Patients who were infected by COVID-19 did have a higher prevalence of OSD, though researchers don't yet know if this was caused by the virus or the other way around. Image courtesy of Getty Images. Click image to enlarge.
SARS-CoV-2 is mainly transmitted through respiratory droplets. Notably, some COVID-19 patients have ocular manifestations, including conjunctival hyperemia, chemosis, epiphora and increased secretions. However, the association between SARS-CoV-2 and ocular surface disease (OSD) is poorly described.
Looking to quantify this relationship, a recent study enrolled 20,157 participants from six districts of China. The team tested serum samples for immunoglobulin G and M antibodies against the SARS-CoV-2 spike protein and nucleoprotein using magnetic chemiluminescence enzyme immunoassays. SARS-CoV-2 prevalence (determined by IgG and IgM antibody results) for the entire study population was 0.9%. They also tested throat swabs for SARS-CoV-2 RNA.

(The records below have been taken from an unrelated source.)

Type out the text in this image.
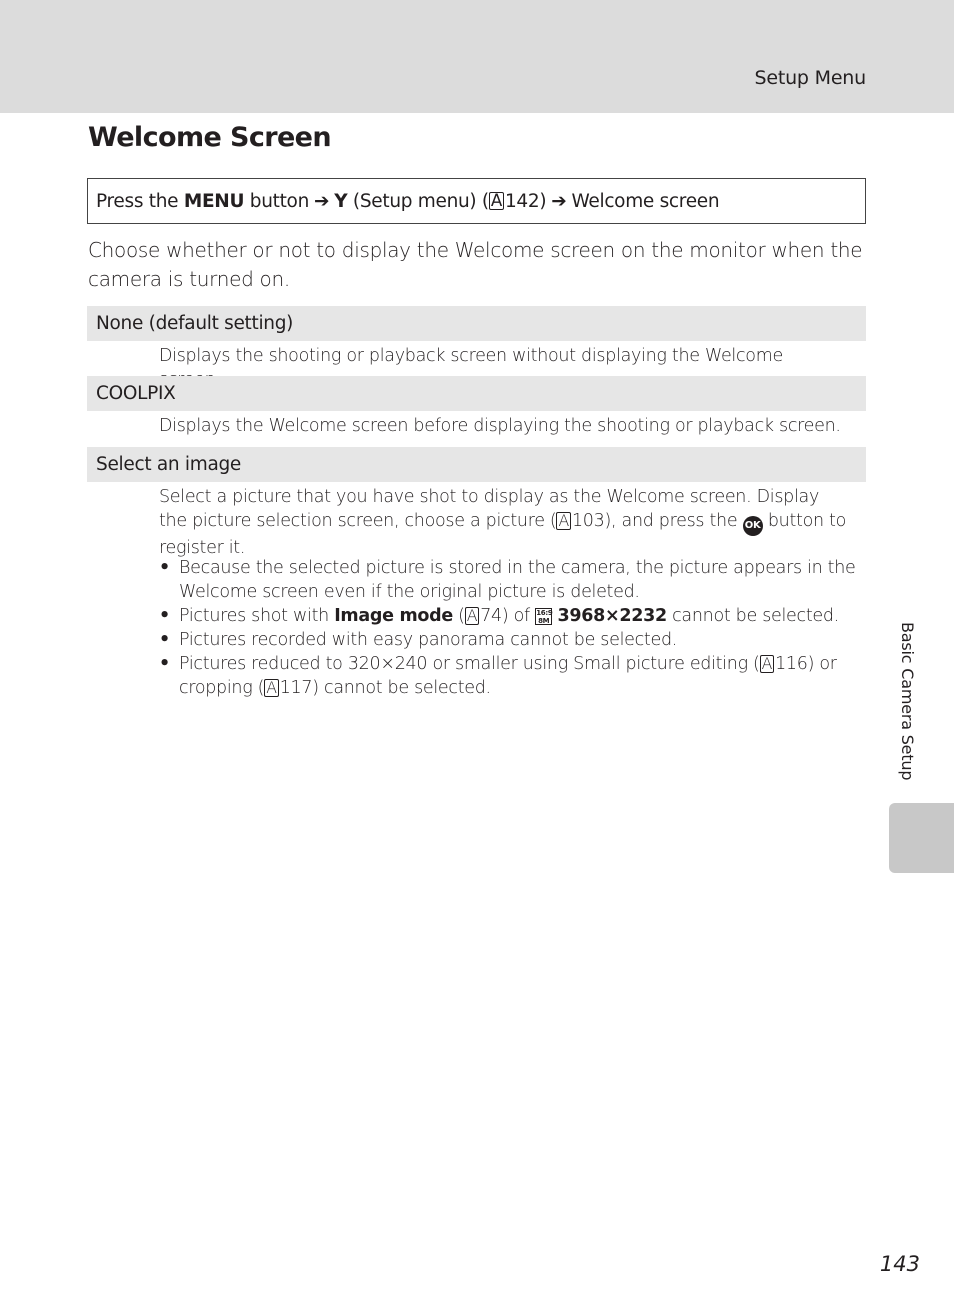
Setup Menu
Welcome Screen
Press the
MENU
button ➔ Y
(Setup menu) ( A 142 ) ➔ Welcome screen

Choose whether or not to display the Welcome screen on the monitor when the camera is turned on.

None (default setting)

Displays the shooting or playback screen without displaying the Welcome

COOLPIX

Displays the Welcome screen before displaying the shooting or playback screen.

Select an image

Select a picture that you have shot to display as the Welcome screen. Display the picture selection screen, choose a picture ( A 103), and press the OK button to register it.

• Because the selected picture is stored in the camera, the picture appears in the Welcome screen even if the original picture is deleted.
• Pictures shot with Image mode ( A 74) of 16:9
8M 3968×2232 cannot be selected.
• Pictures recorded with easy panorama cannot be selected.
• Pictures reduced to 320×240 or smaller using Small picture editing ( A 116) or cropping ( A 117) cannot be selected.	Basic Camera Setup
143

Of the total subjects tested, 8.7% had some form of ocular surface disease, 62.3% had some form of eye problem excluding OSD and 29% had no ocular involvement of any kind. The ocular surface diseases found in the first group included dry eye, keratitis, conjunctivitis, pterygia, eyelid tumors, trichiasis, cysts, nevi and dacryocystitis. Non-OSD conditions were not enumerated in the published study.

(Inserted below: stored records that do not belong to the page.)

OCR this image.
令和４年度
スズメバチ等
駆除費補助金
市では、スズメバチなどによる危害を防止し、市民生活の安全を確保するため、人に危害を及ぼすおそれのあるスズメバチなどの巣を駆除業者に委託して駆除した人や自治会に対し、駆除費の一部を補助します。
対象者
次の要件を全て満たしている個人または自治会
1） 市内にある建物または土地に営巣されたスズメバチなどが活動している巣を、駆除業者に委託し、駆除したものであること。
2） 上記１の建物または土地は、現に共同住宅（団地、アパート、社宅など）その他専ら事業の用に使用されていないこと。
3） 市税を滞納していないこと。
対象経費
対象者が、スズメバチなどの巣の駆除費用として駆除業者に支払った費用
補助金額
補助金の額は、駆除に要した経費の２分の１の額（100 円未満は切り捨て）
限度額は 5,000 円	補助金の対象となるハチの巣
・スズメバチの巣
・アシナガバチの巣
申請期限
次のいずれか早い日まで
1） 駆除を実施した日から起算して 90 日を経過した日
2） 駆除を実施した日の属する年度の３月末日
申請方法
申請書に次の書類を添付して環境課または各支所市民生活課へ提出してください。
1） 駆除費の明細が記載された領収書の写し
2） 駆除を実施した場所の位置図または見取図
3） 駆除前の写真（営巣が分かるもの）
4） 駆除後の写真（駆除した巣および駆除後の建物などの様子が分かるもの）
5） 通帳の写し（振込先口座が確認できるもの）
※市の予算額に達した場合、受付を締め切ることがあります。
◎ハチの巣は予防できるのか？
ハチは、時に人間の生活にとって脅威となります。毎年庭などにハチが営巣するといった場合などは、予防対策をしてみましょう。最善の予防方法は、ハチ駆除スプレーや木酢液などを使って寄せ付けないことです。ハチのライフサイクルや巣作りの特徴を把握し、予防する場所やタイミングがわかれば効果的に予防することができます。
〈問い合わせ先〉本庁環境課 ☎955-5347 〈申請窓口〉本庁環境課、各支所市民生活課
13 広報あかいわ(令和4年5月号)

The seroprevalence of SARS-CoV-2 was significantly higher in the OSD population than the other two groups. The odds ratios of increased risk of susceptibility in the OSD group relative to the others were 1.47 and 2.17, respectively. Similar results were also observed with respect to sex, age, time and location.

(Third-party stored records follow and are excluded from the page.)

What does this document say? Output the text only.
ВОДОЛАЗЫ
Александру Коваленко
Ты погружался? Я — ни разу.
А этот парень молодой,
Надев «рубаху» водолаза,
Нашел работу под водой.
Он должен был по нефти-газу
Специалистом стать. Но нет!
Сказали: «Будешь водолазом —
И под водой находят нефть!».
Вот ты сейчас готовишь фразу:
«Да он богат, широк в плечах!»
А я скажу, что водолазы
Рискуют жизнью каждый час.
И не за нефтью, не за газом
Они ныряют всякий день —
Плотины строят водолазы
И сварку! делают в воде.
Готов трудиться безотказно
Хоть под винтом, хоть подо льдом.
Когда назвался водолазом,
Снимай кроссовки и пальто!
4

It is still unknown whether the ocular surface conditions were manifestations of COVID-19 or risk factors for contracting the disease, the study authors noted in their paper. Regardless, “Increasing awareness of eye protection during the pandemic is necessary, especially for individuals with ocular surface diseases,” they concluded.
Li S, Qiu Y, Tang L, et al. Association of ocular surface diseases with SARS-CoV-2 infection in six districts of China: an observational cohort study. Front Immunol. August 6, 2021. [Epub ahead of print].